O relator Zé Silva (SD-MG) deve apresentar o texto em formato de projeto de lei. “Espero que entre em votação na semana que vem e que a esquerda pare de atrapalhar o Brasil. Eles dizem que são defensores dos pobres, dos pequenos, de quem precisa, mas na hora de dar a posse aos pequenos e àqueles que precisam, votam contra. Fico indignada”, disse Aline, ao deixar o Plenário. 

 

Antes, ao ter a palavra, a deputada registrou sua decepção em relação à decisão de não discutir e votar a MP 910/2019. “Essa é uma matéria que poderia estar contemplando mais de 1 milhão de brasileiros que fazem da sua terra o seu pão de cada dia, que alimentam a sua família, que alimentam o povo brasileiro e que dão condições de que sejamos e continuemos sendo o celeiro do mundo”, disse ao presidente Rodrigo Maia.  

 

Aline Sleutjes rebateu deputados da Casa que a pauta não deveria ser votada por não ser tema de urgência relacionado ao Covid-19. “Ora, alimento não é vida?”, indagou a deputada.
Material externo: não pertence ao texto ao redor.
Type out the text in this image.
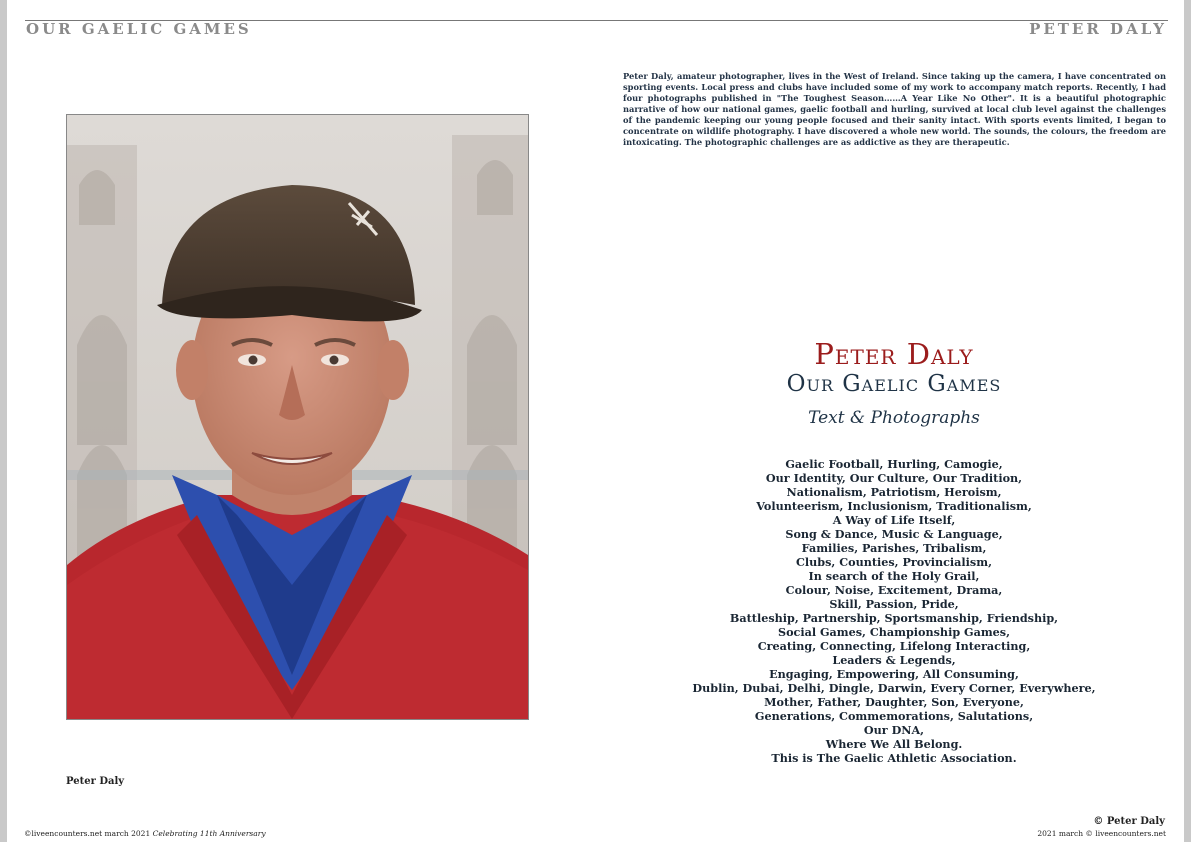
OUR GAELIC GAMES	PETER DALY
Peter Daly

Peter Daly, amateur photographer, lives in the West of Ireland. Since taking up the camera, I have concentrated on sporting events. Local press and clubs have included some of my work to accompany match reports. Recently, I had four photographs published in "The Toughest Season……A Year Like No Other". It is a beautiful photographic narrative of how our national games, gaelic football and hurling, survived at local club level against the challenges of the pandemic keeping our young people focused and their sanity intact. With sports events limited, I began to concentrate on wildlife photography. I have discovered a whole new world. The sounds, the colours, the freedom are intoxicating. The photographic challenges are as addictive as they are therapeutic.

Peter Daly
Our Gaelic Games
Text & Photographs
Gaelic Football, Hurling, Camogie,
Our Identity, Our Culture, Our Tradition,
Nationalism, Patriotism, Heroism,
Volunteerism, Inclusionism, Traditionalism,
A Way of Life Itself,
Song & Dance, Music & Language,
Families, Parishes, Tribalism,
Clubs, Counties, Provincialism,
In search of the Holy Grail,
Colour, Noise, Excitement, Drama,
Skill, Passion, Pride,
Battleship, Partnership, Sportsmanship, Friendship,
Social Games, Championship Games,
Creating, Connecting, Lifelong Interacting,
Leaders & Legends,
Engaging, Empowering, All Consuming,
Dublin, Dubai, Delhi, Dingle, Darwin, Every Corner, Everywhere,
Mother, Father, Daughter, Son, Everyone,
Generations, Commemorations, Salutations,
Our DNA,
Where We All Belong.
This is The Gaelic Athletic Association.
© Peter Daly
©liveencounters.net march 2021 Celebrating 11th Anniversary	2021 march © liveencounters.net
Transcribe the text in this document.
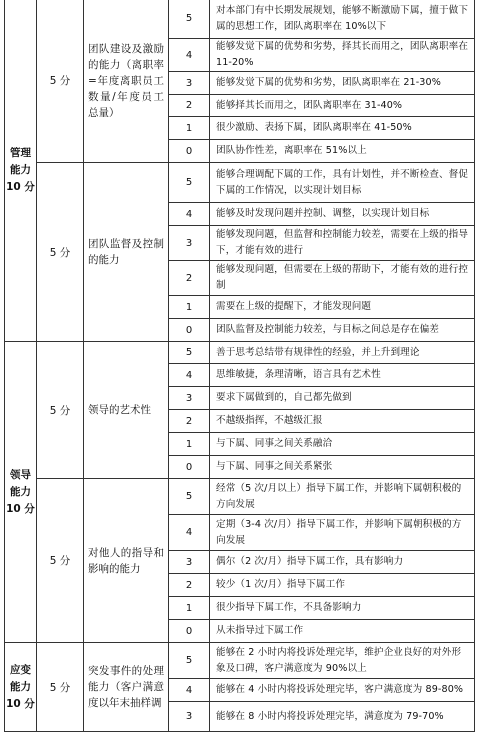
管理
能力
10 分	5 分	团队建设及激励的能力（离职率=年度离职员工数量/年度员工总量）	5	对本部门有中长期发展规划，能够不断激励下属，擅于做下属的思想工作，团队离职率在 10%以下
			4	能够发觉下属的优势和劣势，择其长而用之，团队离职率在 11-20%
			3	能够发觉下属的优势和劣势，团队离职率在 21-30%
			2	能够择其长而用之，团队离职率在 31-40%
			1	很少激励、表扬下属，团队离职率在 41-50%
			0	团队协作性差，离职率在 51%以上
	5 分	团队监督及控制的能力	5	能够合理调配下属的工作，具有计划性，并不断检查、督促下属的工作情况，以实现计划目标
			4	能够及时发现问题并控制、调整，以实现计划目标
			3	能够发现问题，但监督和控制能力较差，需要在上级的指导下，才能有效的进行
			2	能够发现问题，但需要在上级的帮助下，才能有效的进行控制
			1	需要在上级的提醒下，才能发现问题
			0	团队监督及控制能力较差，与目标之间总是存在偏差

领导
能力
10 分	5 分	领导的艺术性	5	善于思考总结带有规律性的经验，并上升到理论
			4	思维敏捷，条理清晰，语言具有艺术性
			3	要求下属做到的，自己都先做到
			2	不越级指挥，不越级汇报
			1	与下属、同事之间关系融洽
			0	与下属、同事之间关系紧张
	5 分	对他人的指导和影响的能力	5	经常（5 次/月以上）指导下属工作，并影响下属朝积极的方向发展
			4	定期（3-4 次/月）指导下属工作，并影响下属朝积极的方向发展
			3	偶尔（2 次/月）指导下属工作，具有影响力
			2	较少（1 次/月）指导下属工作
			1	很少指导下属工作，不具备影响力
			0	从未指导过下属工作

应变
能力
10 分	5 分	突发事件的处理能力（客户满意度以年末抽样调	5	能够在 2 小时内将投诉处理完毕，维护企业良好的对外形象及口碑，客户满意度为 90%以上
			4	能够在 4 小时内将投诉处理完毕，客户满意度为 89-80%
			3	能够在 8 小时内将投诉处理完毕，满意度为 79-70%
Para ela, é fundamental manter votações relacionadas a emprego, economia, agricultura, agricultor e profissões, para manter o país vivo. “Se nós não votarmos isso a favor do povo brasileiro, a favor do povo da roça, do nosso agricultor, da nossa mulher e do nosso homem da roça, como nós daremos continuidade a esse setor, que, com ou sem a Covid-19, continua trabalhando, lutando de sol a sol, para dar continuidade à nossa alimentação do dia a dia?”

 

A parlamentar lembrou que a MP 910 vem sendo discutida amplamente há meses, tendo sido debatida em Comissão Mista, e com direita, esquerda, centro e governo. Para Aline, o relator conseguiu chegar ao tema que é complicado para muitos, mas que é de extrema necessidade para dar independência aos produtores. “Esses pais e mães de família querem nada mais do que o direito do título da sua terra, para poder fazer financiamento, ter condições de ter recursos para melhorar as suas áreas, comprar tratores, melhorar a qualidade do seu trabalho, ter mais credibilidade, poder ter mais renda e ajudar este Brasil a ir para a frente.”

 

Após o encerramento da sessão, a deputada Aline ressaltou a importância do georreferenciamento e negou que a MP facilita a posse ilegal de terras. “Não estamos falando de grilagem, não estamos falando de bandidos, nós estamos falando de pequenos agricultores, que passaram por décadas, com a promessa de receber o título das suas áreas e que, infelizmente, por um governo que utilizou de má-fé, os deixou algemados durante todo esse período e nunca entregou o título de posse dessas áreas.” 

 

Dessa forma, complementou a deputada, os agricultores nunca puderam fazer financiamento rural, melhorar suas áreas, a condição de trabalho, empregar pessoas, melhorar suas safras. “Se fossem utilizadas as leis anteriores, levaríamos mais 100 anos para regularizar todas as áreas que temos hoje da União e do Incra. Com o georreferenciamento, isso é possível com mais agilidade no processo e barateamento, porque hoje custaria quase R$ 20 mil cada legalização. É um absurdo, isso nunca seria possível.” 

 

A deputada Aline lembrou ainda que a MP 910 traz muitos direitos aos pequenos produtores, mas exige deveres e garante maior poder de fiscalização nos milhares de hectares em terrenos da União. “Hoje há tantas dificuldades, como queimadas, irregularidades e extração de madeira, porque não tem o CPF para ser cobrado. Nós não sabemos de quem cobrar, porque as terras não têm dono.” Ao dar nome e CPF aos terrenos, será possível cobrar. “Se queimar, se devastar, se tirar árvore sem autorização, se matar animais, serão punidas por isso. Enquanto não tiver documento, ninguém pode ser punido.”